I think some of what you are seeing as greater "care" is expensive extras that aren't necessary and to me not even desirable. We all have different ways of looking at things though and I do think you are best going with the vet that you had the best feeling with!
 

admin

Paige
Staff member
#7
I agree Brigitte, although my vet gave me pain meds in case they were needed, which they were not for Taj's neuter,,,I would rather have the meds on hand in the event I need them.
 

Brigitte Cowell

Moderator
Staff member
#8
For my mind, if I thought my male cat was in extreme pain from the neuter, I'd be taking into the ER in any case... as I'd be worrying something weird was going on...with my cats, that's always a possibility!
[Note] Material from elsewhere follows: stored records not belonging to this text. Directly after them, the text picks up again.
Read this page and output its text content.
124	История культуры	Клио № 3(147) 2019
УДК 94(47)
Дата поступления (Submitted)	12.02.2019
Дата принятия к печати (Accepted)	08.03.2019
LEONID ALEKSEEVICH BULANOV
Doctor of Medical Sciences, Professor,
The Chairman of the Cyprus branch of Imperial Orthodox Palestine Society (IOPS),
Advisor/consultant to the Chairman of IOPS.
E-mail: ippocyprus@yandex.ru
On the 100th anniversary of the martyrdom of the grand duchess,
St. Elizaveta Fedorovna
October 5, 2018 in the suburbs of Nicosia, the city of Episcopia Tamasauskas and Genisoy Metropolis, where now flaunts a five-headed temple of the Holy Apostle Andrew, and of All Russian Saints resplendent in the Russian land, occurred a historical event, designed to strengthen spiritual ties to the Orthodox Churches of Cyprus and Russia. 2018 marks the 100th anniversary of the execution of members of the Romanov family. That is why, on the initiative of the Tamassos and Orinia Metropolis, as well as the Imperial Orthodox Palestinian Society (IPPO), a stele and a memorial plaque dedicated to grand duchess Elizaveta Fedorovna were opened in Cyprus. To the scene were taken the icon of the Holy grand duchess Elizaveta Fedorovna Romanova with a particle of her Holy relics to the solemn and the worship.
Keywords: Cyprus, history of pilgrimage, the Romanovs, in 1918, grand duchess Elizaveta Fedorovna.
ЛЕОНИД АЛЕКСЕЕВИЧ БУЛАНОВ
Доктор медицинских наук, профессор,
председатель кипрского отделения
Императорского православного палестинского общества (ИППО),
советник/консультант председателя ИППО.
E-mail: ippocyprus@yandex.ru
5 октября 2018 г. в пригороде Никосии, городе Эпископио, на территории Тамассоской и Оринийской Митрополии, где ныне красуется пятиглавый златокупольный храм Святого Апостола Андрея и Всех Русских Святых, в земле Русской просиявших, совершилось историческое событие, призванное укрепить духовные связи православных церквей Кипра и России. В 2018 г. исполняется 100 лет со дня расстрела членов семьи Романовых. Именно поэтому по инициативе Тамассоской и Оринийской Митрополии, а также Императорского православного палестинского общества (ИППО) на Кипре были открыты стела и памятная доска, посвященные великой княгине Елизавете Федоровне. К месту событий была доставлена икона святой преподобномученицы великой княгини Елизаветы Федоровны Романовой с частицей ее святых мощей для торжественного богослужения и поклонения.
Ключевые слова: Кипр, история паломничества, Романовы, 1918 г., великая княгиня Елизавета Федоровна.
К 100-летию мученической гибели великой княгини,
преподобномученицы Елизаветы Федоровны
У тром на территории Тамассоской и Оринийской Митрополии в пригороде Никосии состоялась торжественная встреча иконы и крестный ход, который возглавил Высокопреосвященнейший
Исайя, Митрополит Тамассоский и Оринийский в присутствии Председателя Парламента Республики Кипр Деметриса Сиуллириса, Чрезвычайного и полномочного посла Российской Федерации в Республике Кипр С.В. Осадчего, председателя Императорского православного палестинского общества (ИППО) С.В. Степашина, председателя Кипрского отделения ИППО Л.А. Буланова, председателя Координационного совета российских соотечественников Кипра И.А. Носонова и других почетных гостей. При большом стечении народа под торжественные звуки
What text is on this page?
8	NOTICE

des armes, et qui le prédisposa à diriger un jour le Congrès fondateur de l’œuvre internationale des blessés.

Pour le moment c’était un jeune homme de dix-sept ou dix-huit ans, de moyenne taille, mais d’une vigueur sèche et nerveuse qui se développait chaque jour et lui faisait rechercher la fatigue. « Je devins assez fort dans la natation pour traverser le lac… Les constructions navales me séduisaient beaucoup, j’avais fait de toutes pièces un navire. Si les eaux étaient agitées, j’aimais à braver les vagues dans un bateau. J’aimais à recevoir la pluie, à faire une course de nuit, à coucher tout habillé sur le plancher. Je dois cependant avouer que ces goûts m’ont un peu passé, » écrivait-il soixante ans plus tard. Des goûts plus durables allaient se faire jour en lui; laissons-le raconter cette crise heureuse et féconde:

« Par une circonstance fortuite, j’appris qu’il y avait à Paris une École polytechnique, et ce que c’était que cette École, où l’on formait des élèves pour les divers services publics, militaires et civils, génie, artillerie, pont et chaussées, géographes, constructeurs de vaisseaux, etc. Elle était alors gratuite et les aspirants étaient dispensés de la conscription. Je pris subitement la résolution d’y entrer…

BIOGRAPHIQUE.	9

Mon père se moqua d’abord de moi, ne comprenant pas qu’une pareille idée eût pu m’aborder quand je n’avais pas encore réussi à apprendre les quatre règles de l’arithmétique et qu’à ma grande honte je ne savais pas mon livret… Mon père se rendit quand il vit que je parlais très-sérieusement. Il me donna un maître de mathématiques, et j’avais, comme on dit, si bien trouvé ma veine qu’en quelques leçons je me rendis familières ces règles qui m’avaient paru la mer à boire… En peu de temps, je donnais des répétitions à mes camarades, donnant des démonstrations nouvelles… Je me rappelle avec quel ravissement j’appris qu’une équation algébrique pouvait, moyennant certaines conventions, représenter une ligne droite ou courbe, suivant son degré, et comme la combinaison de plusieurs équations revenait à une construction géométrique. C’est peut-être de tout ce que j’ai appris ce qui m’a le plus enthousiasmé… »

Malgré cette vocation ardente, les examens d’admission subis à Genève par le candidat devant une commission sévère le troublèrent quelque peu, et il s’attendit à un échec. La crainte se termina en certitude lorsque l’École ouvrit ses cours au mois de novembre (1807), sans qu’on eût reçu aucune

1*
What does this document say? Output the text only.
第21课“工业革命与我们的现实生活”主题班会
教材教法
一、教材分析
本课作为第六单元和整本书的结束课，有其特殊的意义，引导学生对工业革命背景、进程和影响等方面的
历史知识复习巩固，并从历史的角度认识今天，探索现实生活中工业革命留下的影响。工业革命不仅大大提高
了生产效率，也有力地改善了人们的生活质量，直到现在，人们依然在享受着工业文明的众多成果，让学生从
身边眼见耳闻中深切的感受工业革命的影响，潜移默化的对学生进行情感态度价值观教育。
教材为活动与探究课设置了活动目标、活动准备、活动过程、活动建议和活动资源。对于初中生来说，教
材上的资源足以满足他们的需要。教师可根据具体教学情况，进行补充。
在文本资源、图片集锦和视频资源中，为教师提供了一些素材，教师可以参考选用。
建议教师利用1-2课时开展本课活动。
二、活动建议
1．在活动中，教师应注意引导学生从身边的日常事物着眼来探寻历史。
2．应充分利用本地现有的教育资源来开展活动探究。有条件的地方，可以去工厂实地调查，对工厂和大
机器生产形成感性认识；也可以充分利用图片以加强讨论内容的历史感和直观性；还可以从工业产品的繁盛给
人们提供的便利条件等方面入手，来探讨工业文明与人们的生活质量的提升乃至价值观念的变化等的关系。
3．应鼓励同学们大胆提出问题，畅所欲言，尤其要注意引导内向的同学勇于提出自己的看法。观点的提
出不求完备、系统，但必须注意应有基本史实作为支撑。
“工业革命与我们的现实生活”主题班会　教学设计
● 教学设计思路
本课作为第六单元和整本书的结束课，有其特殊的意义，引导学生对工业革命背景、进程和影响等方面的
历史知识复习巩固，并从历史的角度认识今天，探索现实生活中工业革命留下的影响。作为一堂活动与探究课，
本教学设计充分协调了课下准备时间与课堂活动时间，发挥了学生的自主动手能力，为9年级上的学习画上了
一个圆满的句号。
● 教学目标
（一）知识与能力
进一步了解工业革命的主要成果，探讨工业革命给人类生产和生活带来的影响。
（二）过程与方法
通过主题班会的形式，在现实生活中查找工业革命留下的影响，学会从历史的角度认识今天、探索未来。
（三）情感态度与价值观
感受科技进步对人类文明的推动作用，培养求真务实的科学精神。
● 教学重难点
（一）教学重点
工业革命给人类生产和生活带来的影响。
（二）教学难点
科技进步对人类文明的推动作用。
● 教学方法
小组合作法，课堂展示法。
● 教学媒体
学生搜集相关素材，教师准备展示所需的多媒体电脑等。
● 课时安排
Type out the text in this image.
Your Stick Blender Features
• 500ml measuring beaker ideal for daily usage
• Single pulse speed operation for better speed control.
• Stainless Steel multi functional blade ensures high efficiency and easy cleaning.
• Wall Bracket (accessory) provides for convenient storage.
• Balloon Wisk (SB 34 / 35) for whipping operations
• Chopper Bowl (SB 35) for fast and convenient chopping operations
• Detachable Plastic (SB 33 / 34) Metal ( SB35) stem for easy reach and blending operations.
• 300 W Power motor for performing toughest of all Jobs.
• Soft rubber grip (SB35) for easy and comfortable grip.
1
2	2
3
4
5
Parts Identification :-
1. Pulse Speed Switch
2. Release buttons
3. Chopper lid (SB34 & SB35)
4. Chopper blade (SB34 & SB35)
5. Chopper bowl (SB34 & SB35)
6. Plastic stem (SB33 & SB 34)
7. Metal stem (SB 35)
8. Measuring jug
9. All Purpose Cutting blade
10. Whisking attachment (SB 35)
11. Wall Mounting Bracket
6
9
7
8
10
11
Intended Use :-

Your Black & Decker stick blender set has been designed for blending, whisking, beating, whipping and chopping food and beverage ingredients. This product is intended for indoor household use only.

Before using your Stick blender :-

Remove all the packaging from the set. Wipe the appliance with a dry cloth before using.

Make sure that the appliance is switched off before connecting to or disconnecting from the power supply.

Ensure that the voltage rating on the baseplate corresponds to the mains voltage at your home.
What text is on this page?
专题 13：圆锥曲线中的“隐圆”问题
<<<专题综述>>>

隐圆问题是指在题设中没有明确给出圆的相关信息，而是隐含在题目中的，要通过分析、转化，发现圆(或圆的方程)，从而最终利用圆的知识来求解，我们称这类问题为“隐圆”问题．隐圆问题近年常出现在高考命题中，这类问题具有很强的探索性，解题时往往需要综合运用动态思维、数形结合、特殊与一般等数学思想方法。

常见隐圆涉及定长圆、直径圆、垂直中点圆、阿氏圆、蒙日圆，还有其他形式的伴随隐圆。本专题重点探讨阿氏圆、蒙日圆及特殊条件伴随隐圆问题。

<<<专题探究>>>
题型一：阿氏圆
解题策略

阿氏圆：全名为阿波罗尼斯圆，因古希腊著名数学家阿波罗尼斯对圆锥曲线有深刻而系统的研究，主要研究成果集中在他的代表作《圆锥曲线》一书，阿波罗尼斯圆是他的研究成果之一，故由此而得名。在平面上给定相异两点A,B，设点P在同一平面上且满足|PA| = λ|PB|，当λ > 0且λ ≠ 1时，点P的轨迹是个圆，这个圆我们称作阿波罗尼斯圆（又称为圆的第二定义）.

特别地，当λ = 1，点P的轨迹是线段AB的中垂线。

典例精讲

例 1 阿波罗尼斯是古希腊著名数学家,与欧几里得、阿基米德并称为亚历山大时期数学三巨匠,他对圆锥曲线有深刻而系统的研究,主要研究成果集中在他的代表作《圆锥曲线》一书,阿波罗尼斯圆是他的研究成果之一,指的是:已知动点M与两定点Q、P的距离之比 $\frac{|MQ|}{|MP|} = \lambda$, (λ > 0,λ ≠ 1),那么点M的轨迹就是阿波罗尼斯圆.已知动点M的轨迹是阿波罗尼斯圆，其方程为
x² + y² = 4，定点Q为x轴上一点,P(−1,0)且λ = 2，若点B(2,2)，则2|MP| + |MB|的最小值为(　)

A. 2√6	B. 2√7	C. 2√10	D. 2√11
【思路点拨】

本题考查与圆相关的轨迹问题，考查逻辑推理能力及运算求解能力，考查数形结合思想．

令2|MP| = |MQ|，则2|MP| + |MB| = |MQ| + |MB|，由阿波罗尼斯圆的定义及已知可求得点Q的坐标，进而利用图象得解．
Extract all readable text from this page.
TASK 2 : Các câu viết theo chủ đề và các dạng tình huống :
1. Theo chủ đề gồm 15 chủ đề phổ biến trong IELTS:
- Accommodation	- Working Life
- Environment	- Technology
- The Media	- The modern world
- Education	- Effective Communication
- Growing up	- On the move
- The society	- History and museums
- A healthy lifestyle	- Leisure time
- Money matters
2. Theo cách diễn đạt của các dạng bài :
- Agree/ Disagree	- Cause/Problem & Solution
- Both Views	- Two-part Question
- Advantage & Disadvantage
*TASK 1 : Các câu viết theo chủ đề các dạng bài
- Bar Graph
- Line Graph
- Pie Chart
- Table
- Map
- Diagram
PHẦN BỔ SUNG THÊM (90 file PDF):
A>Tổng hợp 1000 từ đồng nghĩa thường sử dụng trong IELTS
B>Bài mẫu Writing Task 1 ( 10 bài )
Didn't Gary crown me Queen of the Bizarre Veterinary Cases?
 

admin

Paige
Staff member
#9
I think so...you are ;) Extreme pain is one thing...mild pain is another...I'm still of the thought that we do not really know how much pain a cat actually feels because they hide it so well.
 

HappyS

Savannah Super Cat
#10
That's great information to know! The vet tech at the Vet B kept saying how very essential it was to keep the female overnight and it was an absolute necessity so I was wondering if it was necessary for Savannah's especially. Same thing with the meds and they kept going on about all the extra monitoring they do during surgery, IV catheter etc...

But I tend to be for myself and my family, no meds unless necessary and try not to put too many chemicals in my body and I'd like to do the same with our kittens.